Dans ce cas, tout devient compatible avec la représentation initiale. Le système ne peut plus apprendre contre lui-même. Préserver une boucle d’apprentissage revient donc à maintenir une question ouverte : « Existe-t-il encore quelque chose que nous pourrions observer et qui nous conduirait réellement à revoir notre lecture ? »
Si la réponse est oui, l’expérience conserve un pouvoir de transformation. Si la réponse est non, l’organisation ne cherche peut-être plus à apprendre ; elle cherche surtout à confirmer.
Du côté d’Au cœur du chaos
Au cœur du chaos peut être lu comme une architecture de boucles plutôt que comme une succession d’étapes. Définir le problème, formuler un pitch, cocréer, obtenir du feedback et décider ne prennent tout leur sens que si ce qui apparaît dans l’un de ces processus peut modifier les autres. Le feedback peut conduire à redéfinir le problème, la cocréation peut déplacer l’intention et une décision peut révéler que certaines hypothèses doivent être reconsidérées. Ce qui semblait être la fin d’un processus peut alors devenir le point de départ d’une nouvelle lecture.

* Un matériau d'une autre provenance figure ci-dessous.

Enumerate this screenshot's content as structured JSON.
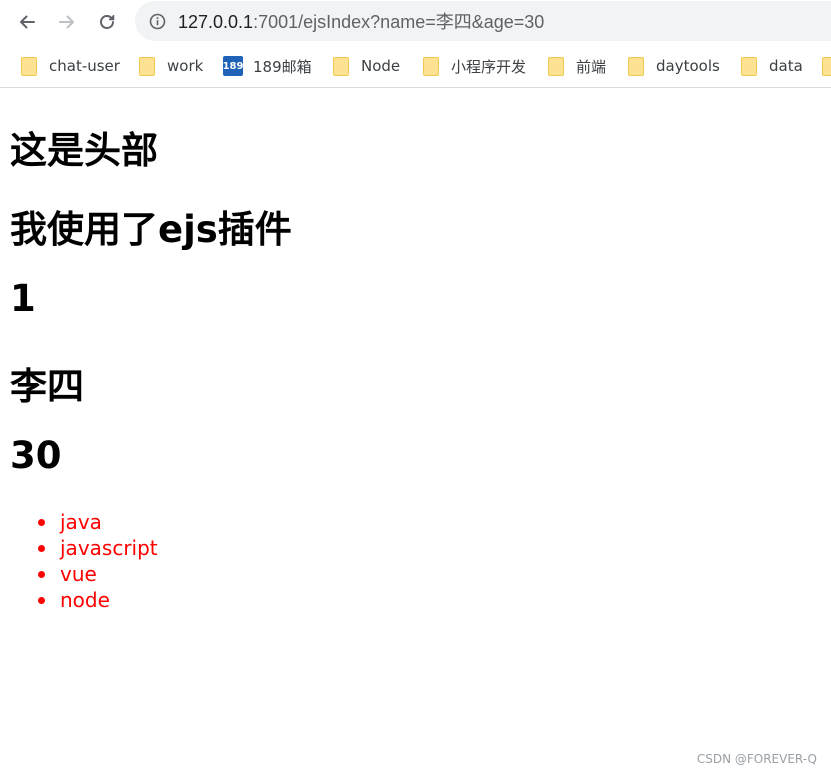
{
  "browser": {
    "url_host": "127.0.0.1",
    "url_rest": ":7001/ejsIndex?name=李四&age=30",
    "back_icon": "arrow-left-icon",
    "forward_icon": "arrow-right-icon",
    "reload_icon": "reload-icon",
    "info_icon": "info-icon"
  },
  "bookmarks": [
    {
      "label": "chat-user",
      "icon": "folder-icon"
    },
    {
      "label": "work",
      "icon": "folder-icon"
    },
    {
      "label": "189邮箱",
      "icon": "189-mail-icon",
      "badge": "189"
    },
    {
      "label": "Node",
      "icon": "folder-icon"
    },
    {
      "label": "小程序开发",
      "icon": "folder-icon"
    },
    {
      "label": "前端",
      "icon": "folder-icon"
    },
    {
      "label": "daytools",
      "icon": "folder-icon"
    },
    {
      "label": "data",
      "icon": "folder-icon"
    }
  ],
  "page": {
    "header": "这是头部",
    "title": "我使用了ejs插件",
    "number": "1",
    "name": "李四",
    "age": "30",
    "list_color": "#ff0000",
    "list": [
      "java",
      "javascript",
      "vue",
      "node"
    ]
  },
  "watermark": "CSDN @FOREVER-Q"
}
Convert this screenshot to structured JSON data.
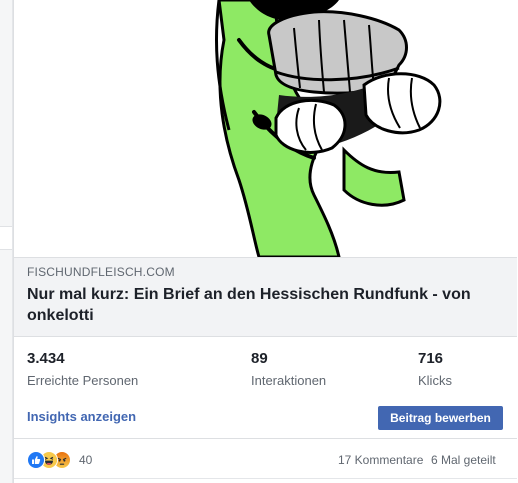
{
  "link_preview": {
    "domain": "FISCHUNDFLEISCH.COM",
    "title": "Nur mal kurz: Ein Brief an den Hessischen Rundfunk - von onkelotti"
  },
  "stats": [
    {
      "value": "3.434",
      "label": "Erreichte Personen"
    },
    {
      "value": "89",
      "label": "Interaktionen"
    },
    {
      "value": "716",
      "label": "Klicks"
    }
  ],
  "actions": {
    "insights_label": "Insights anzeigen",
    "boost_label": "Beitrag bewerben"
  },
  "footer": {
    "reactions": [
      "like-icon",
      "haha-icon",
      "angry-icon"
    ],
    "reaction_count": "40",
    "comments": "17 Kommentare",
    "shares": "6 Mal geteilt"
  },
  "colors": {
    "accent": "#4267b2",
    "character_green": "#8ee964",
    "like_blue": "#2078f4",
    "emoji_yellow": "#f7c94b",
    "angry_red": "#e9710f"
  }
}
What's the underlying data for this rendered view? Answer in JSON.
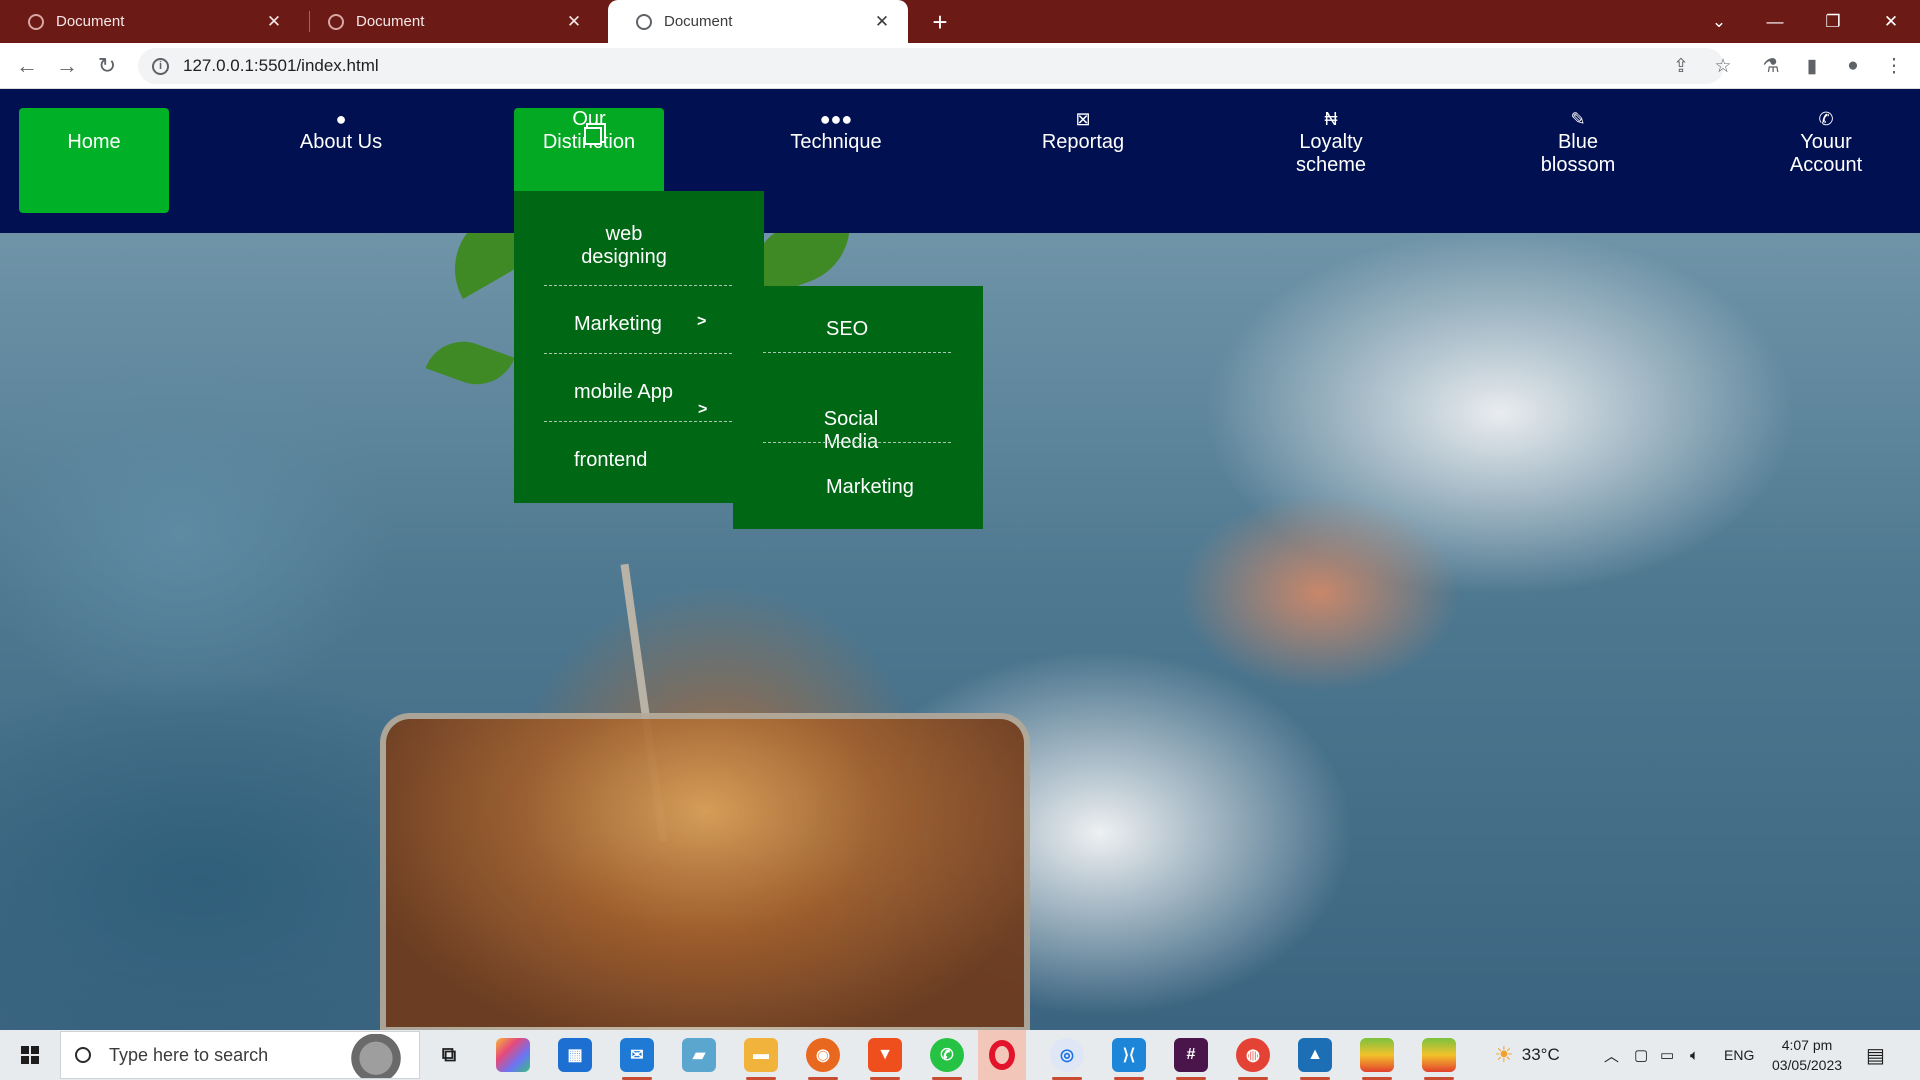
{
  "browser": {
    "tabs": [
      {
        "title": "Document"
      },
      {
        "title": "Document"
      },
      {
        "title": "Document"
      }
    ],
    "url": "127.0.0.1:5501/index.html"
  },
  "nav": {
    "items": [
      {
        "label": "Home",
        "icon": "home"
      },
      {
        "label": "About Us",
        "icon": "user-icon"
      },
      {
        "label": "Our\nDistinction",
        "icon": "clone-icon"
      },
      {
        "label": "Technique",
        "icon": "users-icon"
      },
      {
        "label": "Reportag",
        "icon": "file-excel-icon"
      },
      {
        "label": "Loyalty\nscheme",
        "icon": "naira-icon"
      },
      {
        "label": "Blue\nblossom",
        "icon": "edit-icon"
      },
      {
        "label": "Youur\nAccount",
        "icon": "phone-icon"
      }
    ],
    "colors": {
      "navbar": "#011050",
      "active": "#03a823",
      "home": "#00b026",
      "dropdown": "#006815"
    }
  },
  "dropdown": {
    "items": [
      {
        "label": "web\ndesigning"
      },
      {
        "label": "Marketing"
      },
      {
        "label": "mobile App"
      },
      {
        "label": "frontend"
      }
    ]
  },
  "submenu": {
    "items": [
      {
        "label": "SEO"
      },
      {
        "label": "Social\nMedia"
      },
      {
        "label": "Marketing"
      }
    ]
  },
  "taskbar": {
    "search_placeholder": "Type here to search",
    "weather": "33°C",
    "language": "ENG",
    "time": "4:07 pm",
    "date": "03/05/2023"
  }
}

Cette logique rejoint directement la notion d’itération, chère à l’Agilité. Une itération ne consiste pas seulement à découper l’action en séquences plus courtes. Elle permet de réduire le temps entre ce que nous faisons, ce que nous observons et ce que nous pouvons en apprendre. Chaque boucle peut ainsi modifier la suivante : agir → observer → apprendre → adapter → agir de nouveau. En situation incertaine, cette dynamique devient particulièrement importante puisque certaines connaissances ne peuvent apparaître qu’après l’action.
L’itération n’a cependant de valeur que si ce qui est appris peut réellement modifier la suite. Répéter plusieurs fois la même manière d’agir en cycles courts ne constitue pas, à elle seule, une boucle d’apprentissage. La question centrale devient donc : « Qu’est-ce que ce que nous venons d’apprendre change dans la manière dont nous allons regarder et engager l’itération suivante ? »
Et le Tao dans tout ça ?
Le Tao de la Connerie Ordinaire montre une difficulté particulière : une organisation peut devenir experte dans l’art de faire du retour d’expérience sans jamais remettre en cause ce qui compte vraiment. On améliore les réunions, on affine les indicateurs, on corrige le processus, on reformule les objectifs ou on ajoute un enseignement dans la procédure. Tout change autour du problème, tandis que le problème peut rester défini exactement de la même manière.
Le même paradoxe peut toucher l’itération. Une organisation peut multiplier les sprints, les revues, les rétrospectives ou les boucles de feedback sans que ce qui est appris modifie réellement la trajectoire. Elle itère alors beaucoup sans nécessairement apprendre beaucoup.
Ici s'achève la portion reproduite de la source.